Back in March I built four planters for our back patio, with a plan to grow some hops and possibly provide some shade. I got some Cascade hops rhizomes from Ruby at the Institute of Urban Homesteading, and ordered more Cascade, Northern Brewer, and Centennial rhizomes online.
All of the rhizomes have produced a fair amount of growth in their first year. I think we were all a little dubious when we saw exactly how tall our 10' electrical conduit trellis is, but earlier in the spring the hops were growing prodigiously, with the Cascade ordered online winning the race to the top.
Since then, things have been a little more mixed. So far, we've gotten hop cones just from that one Cascade planter. I keep looking at the other plants to see if I can see beginning signs of cones, but so far, no dice.
Then, about two weeks ago, we had a prolonged hot spell, and that almost did in some of the plants. A lot of newer growth withered on the vine in what seemed like a matter of hours, and it was fairly upsetting. We've done some profuse watering and significant pruning since then, and the plants are looking better now, but we lost a lot of growth.
Many of the hop cones on the Cascade plants dried up in this hot spell, so I went ahead and harvested a bunch. You're supposed to dry out the cones before storing them, but these had pretty much dried out with that hot spell, so i just put them into a ziploc bag and put them in the freezer. It took a lot of cones to come up with an ounce (a standard 5-gallon batch of beer will take anywhere between 3 and 7 ounces). I think I'll try using them in my next batch. They smell right, but given the hot spell, I'm not sure if they should have been more fragrant. We've still got some cones growing, so I'm hoping for another harvest at some point.
While we did get plants up and over the 10' trellis, from a shade perspective, the plants did not grow enough to provide sufficient shade by the time we got summer heat.
While I'm hopeful to get more growth and cones this year, I'm already looking forward to a few things I'll try differently next year:
- While it's hard, I think I need to be more aggressive in pruning some of the early growth.

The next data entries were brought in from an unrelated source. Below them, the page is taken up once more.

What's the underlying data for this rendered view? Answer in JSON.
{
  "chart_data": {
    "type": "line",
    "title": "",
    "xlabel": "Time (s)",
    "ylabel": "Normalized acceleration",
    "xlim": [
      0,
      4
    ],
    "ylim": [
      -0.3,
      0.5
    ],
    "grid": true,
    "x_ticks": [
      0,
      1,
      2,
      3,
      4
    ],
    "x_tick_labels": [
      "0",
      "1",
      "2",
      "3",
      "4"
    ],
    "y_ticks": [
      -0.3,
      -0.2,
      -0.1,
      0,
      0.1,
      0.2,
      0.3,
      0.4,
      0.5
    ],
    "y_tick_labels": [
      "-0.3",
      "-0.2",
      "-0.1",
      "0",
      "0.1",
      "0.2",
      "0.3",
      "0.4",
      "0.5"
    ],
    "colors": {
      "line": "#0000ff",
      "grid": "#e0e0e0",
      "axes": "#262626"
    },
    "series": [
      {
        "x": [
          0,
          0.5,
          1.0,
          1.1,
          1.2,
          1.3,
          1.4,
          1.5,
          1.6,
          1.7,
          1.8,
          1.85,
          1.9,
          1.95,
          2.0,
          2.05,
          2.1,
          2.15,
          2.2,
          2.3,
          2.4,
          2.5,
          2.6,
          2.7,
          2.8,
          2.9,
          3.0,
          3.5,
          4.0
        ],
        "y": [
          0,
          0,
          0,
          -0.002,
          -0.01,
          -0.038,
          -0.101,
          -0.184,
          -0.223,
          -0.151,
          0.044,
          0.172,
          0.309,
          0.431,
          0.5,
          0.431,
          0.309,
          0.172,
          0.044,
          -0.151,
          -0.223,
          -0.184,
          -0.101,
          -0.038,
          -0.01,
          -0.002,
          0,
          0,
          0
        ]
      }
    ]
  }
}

I really should have trimmed down to just 1-2 vines per rhizome, but I didn't. I think we'd get taller and more robust growth with more aggressive pruning. The parts of the vines that really got hit with the hot spell were the newer, thinner growth.
- Because the rhizomes are growing in planters and not in the ground, I think they're more susceptible to heat and evaporative losses. Mulching the planters early would have helped with that.
- I drew up plans for a wooden arbor that uses the planters as anchors, but then decided that it was too costly a project to undertake this year. Having an arbor like this, with vines growing up, would look nice and provide the shade we need.